In the House of Commons on Friday, Conservative MP and international trade critic Gerry Ritz says the government should have done more by now.
“The family and the Changs deserve a lot better from this government. They’ve been making application after application, talking about this as a trade issue, not as a consular issue,” Ritz said of the government’s approach to the file. “They constantly get this consular issue drivel that really gets no resolve done.”
Allison has been released, but her passport is being withheld.

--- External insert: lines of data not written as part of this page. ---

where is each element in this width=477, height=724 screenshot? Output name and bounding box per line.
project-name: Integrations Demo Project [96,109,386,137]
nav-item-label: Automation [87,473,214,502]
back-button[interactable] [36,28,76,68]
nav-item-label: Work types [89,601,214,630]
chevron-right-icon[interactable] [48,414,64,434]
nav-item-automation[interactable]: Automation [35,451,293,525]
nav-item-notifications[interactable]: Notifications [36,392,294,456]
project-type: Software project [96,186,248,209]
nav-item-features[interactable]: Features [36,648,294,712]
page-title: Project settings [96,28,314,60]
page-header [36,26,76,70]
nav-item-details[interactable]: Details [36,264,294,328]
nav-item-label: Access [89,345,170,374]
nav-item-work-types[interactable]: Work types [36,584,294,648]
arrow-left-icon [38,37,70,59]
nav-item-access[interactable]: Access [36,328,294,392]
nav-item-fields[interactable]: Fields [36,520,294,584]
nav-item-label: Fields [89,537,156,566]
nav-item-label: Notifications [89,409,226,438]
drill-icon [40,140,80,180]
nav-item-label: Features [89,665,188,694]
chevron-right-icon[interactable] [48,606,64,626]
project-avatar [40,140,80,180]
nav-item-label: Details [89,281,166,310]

Meanwhile, John faces a closed door trial on Friday.
Richard Kurland, a Vancouver-based foreign affairs policy expert, said the case should serve as a warning to others.
“The lesson is don’t expect Canadian standards of justice in the Chinese system of crime and punishment,” Kurland said.
Still, he expects a resolution is now in the works.
“The file is ripe for a solution. [John Chang] has been incarcerated and has paid and terrible, physical penalty and the family has suffered,” he said. “Diplomatically, Canada and China [have] been around this merry-go-round. Nothing further would be gained by anyone by maintaining the status quo.”
Amy, now out of options, is appealing to Trudeau to intervene.
“My last hope is in putting this in Mr. Justin Trudeau’s hands and see if the can resolve this,” she said.